This is already starting to happen. The legislatures of five states have scheduled referendums for this year, including two on amendments granting the right to abortion (California, Vermont); two on amendments declaring that their constitutions do not contain the right to abortion (Kansas, Kentucky); and one establishing that children born alive have the right to medical care (Montana).
Kansas shocked many political watchers on Tuesday with a landslide victory for abortion-rights supporters, when voters refused to open the door to a comprehensive abortion ban. But the result is not so surprising to those who follow public opinion, which shows that Americans of all political stripes are strongly in favor of compromise policies on abortion. It is a reminder that the opinions of the public on an issue are not always reflected in the position of a state’s political leaders. The result can also serve as a cautionary tale for lawmakers: Pursuing an abortion policy that goes too far in either direction risks causing a backlash.
Citizens take the lead in other states: Abortion advocacy groups in Michigan appear to have garnered enough signatures to qualify an initiative guaranteeing abortion rights, while in Colorado, anti-abortion groups are asking for a proposal that would ban abortion unconditionally.
Initiatives allow citizens to propose their own laws, while veto referendums allow them to repeal laws passed by the legislature. Running either kind of campaign is expensive. Signature requirements vary by state, but typically range from 5 to 10 percent of eligible voters, or about 40,000 in a sparse state like Wyoming and about 1 million in California for constitutional amendments.
Collecting signatures is time consuming and cannot be done by grassroots volunteers. This usually requires hiring a signature collection company, which can easily cost millions of dollars. Social issues campaigns have had some success raising funds from small contributors, but most campaigns rely on a deep-pocketed individual or organization to shoulder the costs. In Michigan, abortion rights activists spent more than $1.6 million collecting signatures according to the latest campaign finance reports, nearly 90% of which came from the ACLU. Sometimes the investment is wasted, as happened this year to a group in Arizona that managed to collect only about half of the 350,000 signatures needed.
In some states, sponsors will have to decide whether they want to seek a constitutional amendment, which usually requires more signatures but cannot be struck down by state judges, or an ordinary law.
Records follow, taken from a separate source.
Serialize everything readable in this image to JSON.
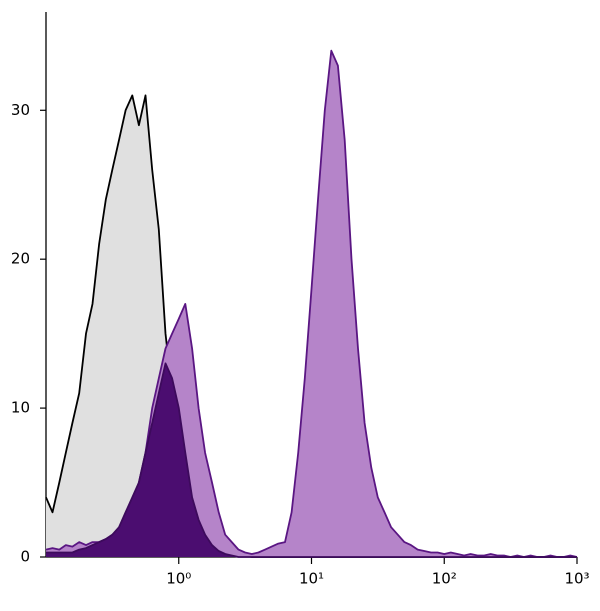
{
  "chart_data": {
    "type": "histogram-overlay",
    "xscale": "log",
    "x": [
      0.1,
      0.112,
      0.126,
      0.141,
      0.158,
      0.178,
      0.2,
      0.224,
      0.251,
      0.282,
      0.316,
      0.355,
      0.398,
      0.447,
      0.501,
      0.562,
      0.631,
      0.708,
      0.794,
      0.891,
      1,
      1.12,
      1.26,
      1.41,
      1.58,
      1.78,
      2,
      2.24,
      2.51,
      2.82,
      3.16,
      3.55,
      3.98,
      4.47,
      5.01,
      5.62,
      6.31,
      7.08,
      7.94,
      8.91,
      10,
      11.2,
      12.6,
      14.1,
      15.8,
      17.8,
      20,
      22.4,
      25.1,
      28.2,
      31.6,
      35.5,
      39.8,
      44.7,
      50.1,
      56.2,
      63.1,
      70.8,
      79.4,
      89.1,
      100,
      112,
      126,
      141,
      158,
      178,
      200,
      224,
      251,
      282,
      316,
      355,
      398,
      447,
      501,
      562,
      631,
      708,
      794,
      891,
      1000
    ],
    "series": [
      {
        "color": "#e0e0e0",
        "line_color": "#000000",
        "values": [
          4,
          3,
          5,
          7,
          9,
          11,
          15,
          17,
          21,
          24,
          26,
          28,
          30,
          31,
          29,
          31,
          26,
          22,
          15,
          11,
          8,
          5,
          4,
          3,
          2,
          1.5,
          1,
          0.8,
          0.5,
          0.3,
          0.1,
          0,
          0,
          0,
          0,
          0,
          0,
          0,
          0,
          0,
          0,
          0,
          0,
          0,
          0,
          0,
          0,
          0,
          0,
          0,
          0,
          0,
          0,
          0,
          0,
          0,
          0,
          0,
          0,
          0,
          0,
          0,
          0,
          0,
          0,
          0,
          0,
          0,
          0,
          0,
          0,
          0,
          0,
          0,
          0,
          0,
          0,
          0,
          0,
          0,
          0
        ]
      },
      {
        "color": "#b584c9",
        "line_color": "#5a1683",
        "values": [
          0.5,
          0.6,
          0.5,
          0.8,
          0.7,
          1,
          0.8,
          1,
          1,
          1.2,
          1.5,
          1.8,
          2,
          3,
          5,
          7,
          10,
          12,
          14,
          15,
          16,
          17,
          14,
          10,
          7,
          5,
          3,
          1.5,
          1,
          0.5,
          0.3,
          0.2,
          0.3,
          0.5,
          0.7,
          0.9,
          1,
          3,
          7,
          12,
          18,
          24,
          30,
          34,
          33,
          28,
          20,
          14,
          9,
          6,
          4,
          3,
          2,
          1.5,
          1,
          0.8,
          0.5,
          0.4,
          0.3,
          0.3,
          0.2,
          0.3,
          0.2,
          0.1,
          0.2,
          0.1,
          0.1,
          0.2,
          0.1,
          0.1,
          0,
          0.1,
          0,
          0.1,
          0,
          0,
          0.1,
          0,
          0,
          0.1,
          0
        ]
      },
      {
        "color": "#4b0d70",
        "line_color": "#3d0a5c",
        "values": [
          0.3,
          0.3,
          0.3,
          0.3,
          0.3,
          0.5,
          0.6,
          0.8,
          1,
          1.2,
          1.5,
          2,
          3,
          4,
          5,
          7,
          9,
          11,
          13,
          12,
          10,
          7,
          4,
          2.5,
          1.5,
          0.8,
          0.4,
          0.2,
          0.1,
          0,
          0,
          0,
          0,
          0,
          0,
          0,
          0,
          0,
          0,
          0,
          0,
          0,
          0,
          0,
          0,
          0,
          0,
          0,
          0,
          0,
          0,
          0,
          0,
          0,
          0,
          0,
          0,
          0,
          0,
          0,
          0,
          0,
          0,
          0,
          0,
          0,
          0,
          0,
          0,
          0,
          0,
          0,
          0,
          0,
          0,
          0,
          0,
          0,
          0,
          0,
          0
        ]
      }
    ],
    "draw_order": [
      0,
      1,
      2
    ],
    "xlim": [
      0.1,
      1000
    ],
    "xticks": [
      {
        "value": 1,
        "label": "10⁰"
      },
      {
        "value": 10,
        "label": "10¹"
      },
      {
        "value": 100,
        "label": "10²"
      },
      {
        "value": 1000,
        "label": "10³"
      }
    ],
    "ylim": [
      0,
      36.6
    ],
    "yticks": [
      0,
      10,
      20,
      30
    ]
  }
}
Once a measure is eligible, even more funds are needed to run the campaign itself, especially for publicity.
The use of referendums has certain advantages over the more traditional legislative route. More importantly, it allows citizens to overrule their elected representatives if they do not like the policy choice of the state. Abortion opinion polls tell us that most Americans favor a policy compromise somewhere between what activists on both sides want – legal abortion early in pregnancy, with increasing bans on as the fetus becomes viable. If lawmakers push abortion politics in an extreme direction, a real risk in this age of hyper-polarized parties, initiatives and referendums is letting voters drag politics back to the center.
Some fear voters may support extreme policies, but the historical record inspires cautious optimism. Over the past two decades, Colorado, Mississippi and South Dakota – all deep red states – have overwhelmingly rejected ballot measures that would have banned abortion in almost all circumstances, and there is no There is no recent example of voters endorsing an extremely restrictive policy. The Kansas vote is an example of this: it’s a red state, but voters have rejected the idea of moving towards a total ban on abortion – they want to keep the current compromise policy that allows abortion. abortion in the early stages and restrict it later. Nor is there an example of voters endorsing an extremely permissive policy, although California will be a test case in November; citizens will vote on a legislative proposal that appears to allow abortions without any viability restrictions, going further in the permissive direction than any Western nation. Europe’s record of national referendums also points to the adoption of centrist policies when voters are involved.
Another advantage of referendums is that they can provide more lasting solutions. A defeat in the legislature leads the losers to redouble their efforts to seize power, while a defeat in the referendum can only be reversed by persuading voters to change their minds. A comparison between the United States, which legalized abortion by court order in 1973, and Italy, which did so by referendum in 1981, is enlightening: abortion never became the controversial policy in Italy as it has become in the United States. Although the political temperature rises during a campaign, citizens seem more inclined to accept the legitimacy of a decision taken by their fellow citizens than that taken by political elites.
There is, however, a risk that legislatures will sponsor extreme proposals as a way to increase turnout from their bases. This cynical use of democracy can exacerbate divisions instead of giving voters a chance to choose a middle course.
Congress could also get involved. In principle, lawmakers could simply pass a national abortion law that strikes a balance between the two extremes, though it’s hard to see an appetite for compromise in either party.
But there is also a way to make the voice of the people heard at the national level. Although the initiative and referendum are not available at the national level, Congress could call an advisory vote asking citizens for their preferences and using this information to build consensus policy. While it may seem fanciful to many Americans, in most countries governments hold national referendums from time to time on important issues, and two-thirds of Americans tell pollsters they would like to vote on issues as well. important. A practice that works well for other democracies should not be dismissed out of hand. Ultimately, our system is only strengthened when people have a say in how they are governed.